No entendimento da Corte Especial de Justiça, ao deixar de pagar a comissão sob o argumento de que o intermediário não possui inscrição no CRECI, o proprietário, ao vender, enriquece indevidamente. Utiliza-se de um esforço de uma pessoa para alcançar um objetivo (vender seu imóvel) mas não paga a respectiva contraprestação. Esta situação caracterizaria enriquecimento ilícito do vendedor.
Texto da ementa:
“PROCESSO CIVIL. COBRANÇA DA COMISSÃO DE CORRETAGEM. PRESCINDÍVEL A INSCRIÇÃO NO CRECI. INEXISTÊNCIA DE INFRINGÊNCIA AO ART. 401, CPC, UMA VEZ QUE O OBJETIVO PRINCIPAL DA DEMANDA NÃO É PROVAR A EXISTÊNCIA DO CONTRATO EM SI, MAS A DEMONSTRAÇÃO DOS EFEITOS DECORRENTES DO PACTO.
- É possível a cobrança de valores decorrentes de intermediação exitosa para a venda de imóvel, sendo prescindível a inscrição do autor no CRECI, pois é livre o exercício do trabalho e vedado o enriquecimento ilícito do vendedor.
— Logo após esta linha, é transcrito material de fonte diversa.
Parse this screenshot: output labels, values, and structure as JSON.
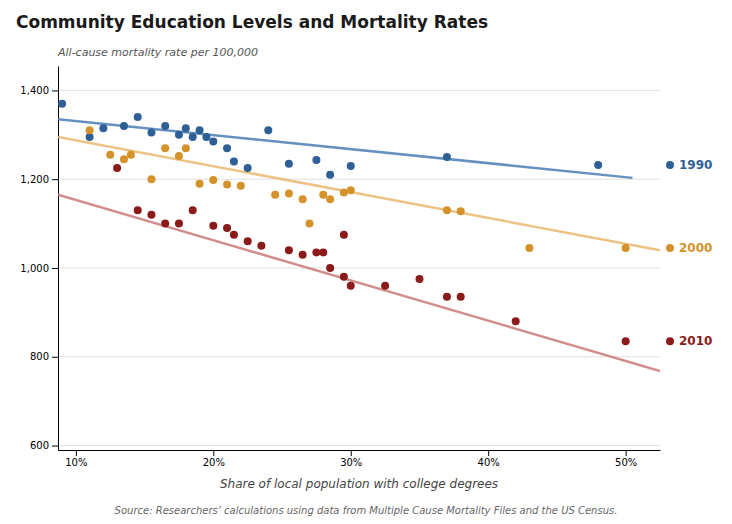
{
  "chart_data": {
    "type": "scatter",
    "title": "Community Education Levels and Mortality Rates",
    "y_label": "All-cause mortality rate per 100,000",
    "x_label": "Share of local population with college degrees",
    "source": "Source: Researchers’ calculations using data from Multiple Cause Mortality Files and the US Census.",
    "xlim": [
      0.087,
      0.525
    ],
    "ylim": [
      590,
      1455
    ],
    "xticks": [
      {
        "value": 0.1,
        "label": "10%"
      },
      {
        "value": 0.2,
        "label": "20%"
      },
      {
        "value": 0.3,
        "label": "30%"
      },
      {
        "value": 0.4,
        "label": "40%"
      },
      {
        "value": 0.5,
        "label": "50%"
      }
    ],
    "yticks": [
      600,
      800,
      {
        "value": 1000,
        "label": "1,000"
      },
      {
        "value": 1200,
        "label": "1,200"
      },
      {
        "value": 1400,
        "label": "1,400"
      }
    ],
    "grid": true,
    "series": [
      {
        "name": "1990",
        "color": "#2e6096",
        "x": [
          0.09,
          0.11,
          0.12,
          0.135,
          0.145,
          0.155,
          0.165,
          0.175,
          0.18,
          0.185,
          0.19,
          0.195,
          0.2,
          0.21,
          0.215,
          0.225,
          0.24,
          0.255,
          0.275,
          0.285,
          0.3,
          0.37,
          0.48
        ],
        "values": [
          1370,
          1295,
          1315,
          1320,
          1340,
          1305,
          1320,
          1300,
          1315,
          1295,
          1310,
          1295,
          1285,
          1270,
          1240,
          1225,
          1310,
          1235,
          1243,
          1210,
          1230,
          1250,
          1232
        ],
        "trend": {
          "color": "#4a7db5",
          "x": [
            0.087,
            0.505
          ],
          "values": [
            1335,
            1203
          ]
        }
      },
      {
        "name": "2000",
        "color": "#d4922a",
        "x": [
          0.11,
          0.125,
          0.135,
          0.14,
          0.155,
          0.165,
          0.175,
          0.18,
          0.19,
          0.2,
          0.21,
          0.22,
          0.245,
          0.255,
          0.265,
          0.27,
          0.28,
          0.285,
          0.295,
          0.3,
          0.37,
          0.38,
          0.43,
          0.5
        ],
        "values": [
          1310,
          1255,
          1245,
          1255,
          1200,
          1270,
          1252,
          1270,
          1190,
          1198,
          1188,
          1185,
          1165,
          1168,
          1155,
          1100,
          1165,
          1155,
          1170,
          1175,
          1130,
          1128,
          1045,
          1045
        ],
        "trend": {
          "color": "#e8b870",
          "x": [
            0.087,
            0.525
          ],
          "values": [
            1295,
            1040
          ]
        }
      },
      {
        "name": "2010",
        "color": "#8b1a1a",
        "x": [
          0.13,
          0.145,
          0.155,
          0.165,
          0.175,
          0.185,
          0.2,
          0.21,
          0.215,
          0.225,
          0.235,
          0.255,
          0.265,
          0.275,
          0.28,
          0.285,
          0.295,
          0.3,
          0.295,
          0.325,
          0.35,
          0.37,
          0.38,
          0.42,
          0.5
        ],
        "values": [
          1225,
          1130,
          1120,
          1100,
          1100,
          1130,
          1095,
          1090,
          1075,
          1060,
          1050,
          1040,
          1030,
          1035,
          1035,
          1000,
          980,
          960,
          1075,
          960,
          975,
          935,
          935,
          880,
          835
        ],
        "trend": {
          "color": "#c97878",
          "x": [
            0.087,
            0.525
          ],
          "values": [
            1165,
            768
          ]
        }
      }
    ]
  }
}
2 Em verdade, não é permitido provar-se exclusivamente por depoimentos testemunhais a existência do contrato em si, mas a demonstração dos efeitos dos fatos que envolveram as partes, assim como da prestação de serviços, afigura-se perfeitamente admissível, conforme precedentes da Corte.
- A mera transcrição de parte do voto paradigma, sem, contudo, providenciar-se a demonstração analítica, apontando os pontos divergentes entre os julgados, não induz ao conhecimento do dissídio. 4. De outro lado, não se conhece do recurso especial pela divergência, quando a orientação do Tribunal se firmou no mesmo sentido da decisão recorrida’. Súmula 83/STJ.
Tal entendimento não é novo. Outras decisões já haviam sido proferidas anteriormente nesse mesmo sentido. Ao julgar o Recurso Especial nº 87.918/PR, a 4ª Turma do Superior Tribunal de Justiça concluiu que “o intermediador faz jus à comissão de corretagem, uma vez que o seu serviço deve ser remunerado, sob pena de enriquecimento indevido do outro contratante. Não fôra isso, vale lembrar que a Suprema Corte há muitos anos decretou a inconstitucionalidade do art. 7º da Lei nº 4.116, de 27.08.62 (RE nº 70.563-SP, publicado na RTJ vol. 58, pág. 279), que limitava aos corretores legalmente habilitados o direito de receber a remuneração como mediadores na venda, compra, permuta e locação de imóveis. (…). A exigência de inscrição, em suma, não se compatibiliza com a norma constitucional que assegura o livre exercício de qualquer trabalho, ofício ou profissão.” – Extraído do r. voto do Exmo. Min. Barros Monteiro (Relator).